This morning (Wednesday), after preparing our letter to Ambassador Llorens, we rushed off to the US Embassy for a meeting. After a wait, we were greeted by Mike Gorman, the person responsible for ‘human rights’. He was very courteous, but unfortunately used the same double speak that those in the State Department have refined so eloquently.
He insisted that the State Department had in fact classified what has happened here as a coup. He promised to send us the press releases which could prove that. We insisted that the US government should join the rest of the international community and actually condemn the coup. They should then take appropriate actions which are required based on that condemnation. He insisted that all US aid except for humanitarian aid has effectively been cut to the coup government. He said that there have been no aid disbursements to Honduras since the coup happened, and the Embassy doesn’t have any contact with the Executive branch of the Honduran government.
Mr. Gorman also insisted that they were adamant that the coup government accept the San Jose accords. We repeatedly stated that more effective pressure was necessary on the people responsible for the coup, and the US was in the position to exert that pressure. The escalating level of repression demands escalating actions by our government, which if it doesn’t act, demonstrates more clearly their collusion with the coup.
Unfortunately we remember where Ambassador Llorens has been and who his friends have been over the last decades. To quote from Wikipedia: In 2002 and 2003, Llorens served in Washington, D.C., as the Director of Andean Affairs at the National Security Council. There he was the principal advisor to the President and National Security Advisor on issues pertaining to Colombia, Venezuela, Bolivia, Peru, and Ecuador. His tenure in this position included the 2002 Venezuelan coup d’état attempt.
Hugo Llorens is a Cuban American whose friends in Washington include Otto Reich, Roger Noriega and Elliot Abrams. Those associates certainly raise suspicions as to what his real role in the Honduran coup may have been, both in the design and now in the aftermath, as this government demonstrates shocking disregard for basic human rights.
Mr. Gorman promised us that he would attempt to arrange a meeting with the Ambassador; however, after reading our letter it is likely that he won’t find time in his schedule. (We have subsequently been given a meeting with the Ambassador for Friday)
Immediately after our meeting, we heard that University students at the UNAH (National Autonomous University of Honduras) had taken over their campus during the previous night and that the police had arrived mid morning to dislodge them by force. In Latin America the autonomy of public Universities is given utmost respect, and police are prohibited from entering. Every day the coup government acts in ways that defy reason. The police arrived with tear gas and a tanker filled with some kind of pepper gas, which they launched at the students over the course of several hours.
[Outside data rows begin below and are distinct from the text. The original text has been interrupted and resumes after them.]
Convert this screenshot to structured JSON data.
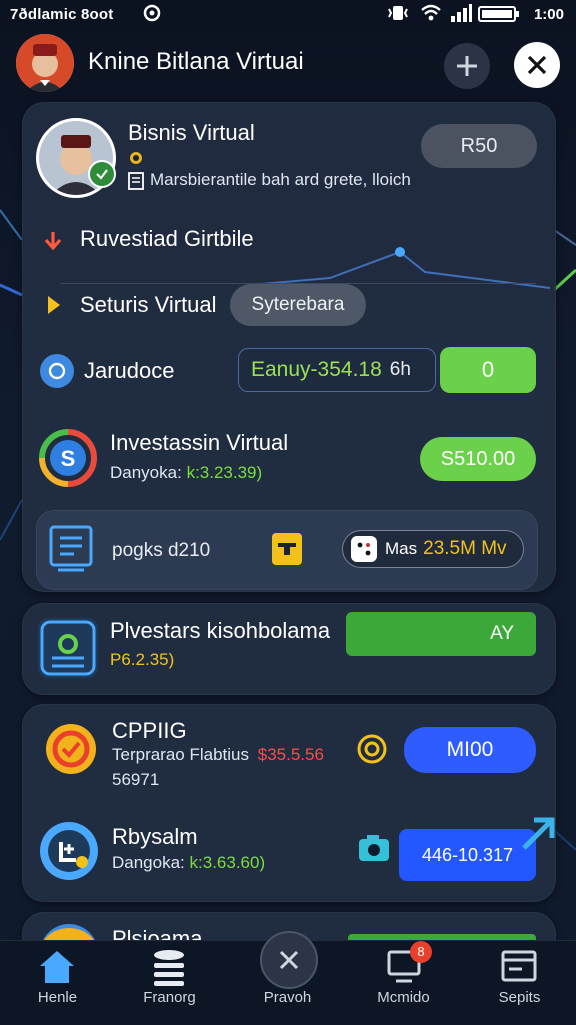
{
  "status_bar": {
    "left_text": "7ðdlamic 8oot",
    "time": "1:00"
  },
  "header": {
    "title": "Knine Bitlana Virtuai"
  },
  "profile_card": {
    "name": "Bisnis Virtual",
    "subtitle": "Marsbierantile bah ard grete, lloich",
    "button": "R50"
  },
  "rows": {
    "row1_label": "Ruvestiad Girtbile",
    "row2_label": "Seturis Virtual",
    "row2_chip": "Syterebara",
    "row3_label": "Jarudoce",
    "row3_value": "Eanuy-354.18",
    "row3_unit": "6h",
    "row3_button": "0"
  },
  "investment": {
    "title": "Investassin Virtual",
    "sub_prefix": "Danyoka:",
    "sub_value": "k:3.23.39)",
    "button": "S510.00"
  },
  "inner_row": {
    "label": "pogks d210",
    "chip_prefix": "Mas",
    "chip_value": "23.5M Mv"
  },
  "card2": {
    "title": "Plvestars kisohbolama",
    "sub": "P6.2.35)",
    "button": "AY"
  },
  "card3": {
    "item1_title": "CPPIIG",
    "item1_sub_prefix": "Terprarao Flabtius",
    "item1_sub_value": "$35.5.56",
    "item1_sub2": "56971",
    "item1_button": "MI00",
    "item2_title": "Rbysalm",
    "item2_sub_prefix": "Dangoka:",
    "item2_sub_value": "k:3.63.60)",
    "item2_button": "446-10.317"
  },
  "card4": {
    "title": "Plsioama"
  },
  "nav": [
    {
      "label": "Henle",
      "icon": "home-icon"
    },
    {
      "label": "Franorg",
      "icon": "stack-icon"
    },
    {
      "label": "Pravoh",
      "icon": "close-icon"
    },
    {
      "label": "Mcmido",
      "icon": "monitor-icon",
      "badge": "8"
    },
    {
      "label": "Sepits",
      "icon": "window-icon"
    }
  ],
  "colors": {
    "green": "#6bd14a",
    "blue": "#2f5cff",
    "card": "#222e42",
    "chip": "#3b4556"
  }
}
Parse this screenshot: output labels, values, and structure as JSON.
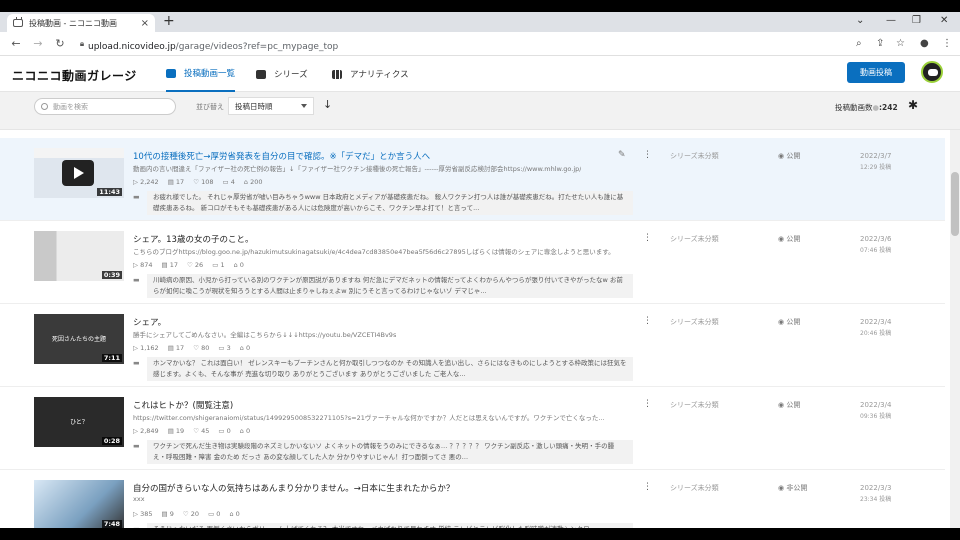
{
  "browser": {
    "tab_title": "投稿動画 - ニコニコ動画",
    "tab_close": "×",
    "new_tab": "+",
    "url_host": "upload.nicovideo.jp",
    "url_path": "/garage/videos?ref=pc_mypage_top"
  },
  "header": {
    "logo": "ニコニコ動画ガレージ",
    "tabs": [
      {
        "label": "投稿動画一覧",
        "active": true
      },
      {
        "label": "シリーズ"
      },
      {
        "label": "アナリティクス"
      }
    ],
    "post_button": "動画投稿"
  },
  "toolbar": {
    "search_placeholder": "動画を検索",
    "sort_label": "並び替え",
    "sort_value": "投稿日時順",
    "sort_direction": "↓",
    "count_label": "投稿動画数",
    "count_value": ":242"
  },
  "videos": [
    {
      "title": "10代の接種後死亡→厚労省発表を自分の目で確認。※「デマだ」とか言う人へ",
      "desc": "動画内の言い間違え「ファイザー社の死亡例の報告」↓「ファイザー社ワクチン接種後の死亡報告」------厚労省副反応検討部会https://www.mhlw.go.jp/",
      "duration": "11:43",
      "views": "2,242",
      "comments": "17",
      "mylists": "108",
      "likes": "4",
      "gifts": "200",
      "comment": "お疲れ様でした。 それじゃ厚労省が嘘い目みちゃうwww 日本政府とメディアが基礎疾患だね。 殺人ワクチン打つ人は誰が基礎疾患だね。打たせたい人も誰に基礎疾患あるね。 新コロがそもそも基礎疾患がある人には危険度が高いからこそ、ワクチン早よ打て！と言って...",
      "series": "シリーズ未分類",
      "visibility": "公開",
      "date": "2022/3/7",
      "time": "12:29 投稿"
    },
    {
      "title": "シェア。13歳の女の子のこと。",
      "desc": "こちらのブログhttps://blog.goo.ne.jp/hazukimutsukinagatsuki/e/4c4dea7cd83850e47bea5f56d6c27895しばらくは情報のシェアに専念しようと思います。",
      "duration": "0:39",
      "views": "874",
      "comments": "17",
      "mylists": "26",
      "likes": "1",
      "gifts": "0",
      "comment": "川崎病の原因、小児から打っている別のワクチンが原因説がありますね 何だ急にデマだネットの情報だってよくわからんやつらが張り付いてきやがったなw お前らが如何に喚こうが現状を知ろうとする人間は止まりゃしねぇよw 別にうそと言ってるわけじゃないゾ デマじゃ...",
      "series": "シリーズ未分類",
      "visibility": "公開",
      "date": "2022/3/6",
      "time": "07:46 投稿"
    },
    {
      "title": "シェア。",
      "desc": "勝手にシェアしてごめんなさい。全編はこちらから↓↓↓https://youtu.be/VZCETI4Bv9s",
      "duration": "7:11",
      "thumb_text": "死因さんたちの主題",
      "views": "1,162",
      "comments": "17",
      "mylists": "80",
      "likes": "3",
      "gifts": "0",
      "comment": "ホンマかいな？ これは面白い！ ゼレンスキーもプーチンさんと何か取引しつつなのか その知識人を追い出し、さらにはなきものにしようとする枠政策には狂気を感じます。よくも、そんな事が 売進な切り取り ありがとうございます ありがとうございました ご老人な...",
      "series": "シリーズ未分類",
      "visibility": "公開",
      "date": "2022/3/4",
      "time": "20:46 投稿"
    },
    {
      "title": "これはヒトか？(閲覧注意)",
      "desc": "https://twitter.com/shigeranaiomi/status/1499295008532271105?s=21ヴァーチャルな何かですか？人だとは思えないんですが。ワクチンで亡くなった...",
      "duration": "0:28",
      "thumb_text": "ひと？",
      "views": "2,849",
      "comments": "19",
      "mylists": "45",
      "likes": "0",
      "gifts": "0",
      "comment": "ワクチンで死んだ生き物は実験段階のネズミしかいないソ よくネットの情報をうのみにできるなぁ… ？？？？？ ワクチン副反応・激しい頭痛・失明・手の腫え・呼吸困難・障害 金のため だっさ あの変な顔してした人か 分かりやすいじゃん！打つ面倒ってさ 悪の...",
      "series": "シリーズ未分類",
      "visibility": "公開",
      "date": "2022/3/4",
      "time": "09:36 投稿"
    },
    {
      "title": "自分の国がきらいな人の気持ちはあんまり分かりません。→日本に生まれたからか？",
      "desc": "xxx",
      "duration": "7:48",
      "views": "385",
      "comments": "9",
      "mylists": "20",
      "likes": "0",
      "gifts": "0",
      "comment": "そうじゃないだろ 面倒くさいからボリューム上げてくれる？ 本当ですね、バカばかりで呆れます 単純 テレビとテレビ脳化した脳味噌が連動シンクロ",
      "series": "シリーズ未分類",
      "visibility": "非公開",
      "date": "2022/3/3",
      "time": "23:34 投稿"
    }
  ],
  "colors": {
    "accent": "#0a6fbf",
    "highlight_row": "#eef5fc"
  }
}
The pitched battle still raged when we arrived on the scene, and the sting of tear gas remained strong in the air. Two courageous members of our delegation decided to venture past the police lines and onto the campus. The witnessed the volleys of pushing by the students and pushback by the police with tear gas, pepper gas and their clubs. Several students were reported injured.
When the Rector came out to speak to the police, they pushed her and a professor to the ground. (Photo from Mirada de Halcón: the rector, Julia Castellano is in the grey jacket. Teachers from the University are in front and behind her.) The rule of law seems to be coming apart at the seams here in Honduras. The numbers of those in resistance and their resolve continues to grow, but the capacity of the coup leaders to violate human rights seems to have no limits. It was reported that the police taunted students saying- “for every visa that gets revoked, there will be another person killed”.
After we left the University for a meeting at COFADEH, the human rights office, to plan our agenda for the next few days, a message arrived that teachers were being fired in towns around El Paraiso for not having conducted classes during the days when the 24 hour curfew was in effect. They would have had to have broken the law by teaching, but are now apparently being punished for abiding by the law.
This evening as we tried to make our way back to the hotel, traffic in the city was a nightmare. In response to what happened at the University today, students had decided to block several key locations, snarling traffic all over the city.
The marches across the country which will culminate in concentrations in San Pedro Sula and Tegucigalpa began today. People will be walking 15 kilometers a day for the next six days, sleeping wherever they are along the road at night. They will be coming from all parts of the country and will converge in these two cities to demand a restoration of Constitutional order here in Honduras.
Tomorrow (Thursday) part of our group will travel to Olancho, to visit the father of the young man who was shot and killed by the army at the airport one month ago today. He has been jailed on what are suspected to be bogus charges from more than five years ago. Our delegation will accompany the lawyer who represents him, and hope to be able to visit with him in the jail. On their way, they will stop to greet the marchers they will encounter coming to Tegucigalpa on foot from different locations.
The remaining members of the delegation will work on compiling a report on the most serious human rights abuses over the past five weeks. The attorney general under the coup government has been very slow in responding to human rights violations brought before the courts.